Eva se cala.  Em parte deslumbrada com a beleza da flor, mas principalmente por não saber a resposta. E em sua duvida, ela sente o peso do desconhecido em seu peito e as lágrimas subirem a seus olhos e lá encontrar margem.
– Não, não chore ainda minha criança. – disse o demônio. – Não é a hora de se entristecer com a chuva ou com as estrelas que definham. Não é hora de chorar pelo seu trágico futuro. Haverá tempo, mas esta noite é primavera e o primeiro dia é sempre o mais belo. Aproveite, enquanto ainda não é inverno de novo.
– Mas... Mas elas são lindas e brilhantes. Elas parecem tão eternas aqui debaixo. Como diamantes incandescentes no alto do palácio celeste. Elas têm de serem eternas, elas precisam durar para sempre. Porque daqui elas parecem tão calmas, como esse paraíso.
O demônio sorriu antevendo o futuro. – Diamantes duram mais que os homens, mas não são eternos. Estrelas duram mais que diamantes, mas morrem. Porque apesar de parecerem brilhantes, belas e calmas. Dentro delas há o inicio de sua própria destruição. Cedo ou tarde, diamantes se tornam grafite e estrelas engolem tudo ao seu redor. E paraísos... bem... eu sei melhor que você mesma, sua natureza. Eu ajudei a cria-la.

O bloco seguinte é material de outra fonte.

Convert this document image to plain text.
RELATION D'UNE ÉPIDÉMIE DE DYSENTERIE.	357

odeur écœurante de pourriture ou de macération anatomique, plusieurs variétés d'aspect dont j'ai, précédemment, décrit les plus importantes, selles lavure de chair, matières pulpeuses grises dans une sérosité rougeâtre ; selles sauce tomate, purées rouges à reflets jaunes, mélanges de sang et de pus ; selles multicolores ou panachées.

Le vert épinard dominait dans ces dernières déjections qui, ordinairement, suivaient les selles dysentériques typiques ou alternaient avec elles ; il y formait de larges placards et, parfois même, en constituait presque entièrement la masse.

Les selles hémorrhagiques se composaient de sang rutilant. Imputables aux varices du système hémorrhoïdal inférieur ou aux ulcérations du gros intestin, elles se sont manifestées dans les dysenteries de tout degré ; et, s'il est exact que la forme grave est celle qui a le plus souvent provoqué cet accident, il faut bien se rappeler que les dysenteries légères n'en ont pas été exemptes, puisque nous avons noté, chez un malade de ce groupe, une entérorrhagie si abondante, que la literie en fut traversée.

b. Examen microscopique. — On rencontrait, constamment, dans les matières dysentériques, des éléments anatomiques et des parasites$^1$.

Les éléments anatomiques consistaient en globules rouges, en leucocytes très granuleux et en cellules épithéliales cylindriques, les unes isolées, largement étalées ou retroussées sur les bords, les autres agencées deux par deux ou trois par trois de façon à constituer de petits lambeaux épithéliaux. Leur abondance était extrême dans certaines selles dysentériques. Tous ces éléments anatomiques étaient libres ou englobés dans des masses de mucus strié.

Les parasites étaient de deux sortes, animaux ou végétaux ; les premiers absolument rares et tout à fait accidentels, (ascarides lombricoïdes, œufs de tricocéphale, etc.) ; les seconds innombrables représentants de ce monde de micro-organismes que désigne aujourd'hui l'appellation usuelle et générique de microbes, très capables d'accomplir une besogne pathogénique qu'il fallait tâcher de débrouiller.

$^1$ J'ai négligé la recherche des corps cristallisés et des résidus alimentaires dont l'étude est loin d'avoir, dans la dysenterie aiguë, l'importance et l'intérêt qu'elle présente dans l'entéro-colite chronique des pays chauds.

A estrela mais velha assiste o desabrochar das flores e chora ouvindo as palavras do anjo. Ele a entende, pois também é fruto da decadência que a luz gera. Pois ele também flamejou acima de todas as coisas e apagou-se pelo seu próprio brilho. Ele a entende, pois também ri e chora ao conversar com a jovem. Ele a entende, pois é o principio da paixão e ela é a sua intensidade.

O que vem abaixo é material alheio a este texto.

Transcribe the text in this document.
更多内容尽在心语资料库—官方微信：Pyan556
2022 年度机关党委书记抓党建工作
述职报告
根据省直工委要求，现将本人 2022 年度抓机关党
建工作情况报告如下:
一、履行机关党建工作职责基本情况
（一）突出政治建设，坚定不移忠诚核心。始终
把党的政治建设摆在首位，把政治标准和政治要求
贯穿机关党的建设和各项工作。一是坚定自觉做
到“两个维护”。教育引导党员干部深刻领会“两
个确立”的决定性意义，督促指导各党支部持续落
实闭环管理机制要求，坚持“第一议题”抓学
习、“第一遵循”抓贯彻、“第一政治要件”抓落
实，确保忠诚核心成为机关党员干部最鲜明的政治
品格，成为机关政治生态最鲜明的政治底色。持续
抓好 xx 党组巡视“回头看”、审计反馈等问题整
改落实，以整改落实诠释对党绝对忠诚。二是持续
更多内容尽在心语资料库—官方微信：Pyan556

– A paixão é a mais brilhante chama existente. No éter ela brilha mais que Esperança ou Virtude e queima mais que a Fé. Porque paixão é desejo e nada é mais poderoso do que um coração que pulsa por algo. Nada se destrói com mais vivacidade, mas é a essa destruição que as coisas devem sua beleza. Nada que é paixão pode viver pra sempre. Mas de nada adianta viver eternamente, sem ao menos uma vez sentir a beleza, o calor que é ser intenso como chama e essa é inveja dos deuses. – disse Aster, para suas companheiras.
Seu brilho aumenta o ritmo frenético da dança fúnebre que de triste tem apenas as lágrimas que intermitentes alteram-se com risos. O fim é um começo e todos os começos um dia tem seu fim. Essa é a parte da Sonata Prima que cabe as estrelas. De sua explosão o fim, de seu fim, o começo, pois tudo foi estrela um dia. Tudo um dia, foi paixão.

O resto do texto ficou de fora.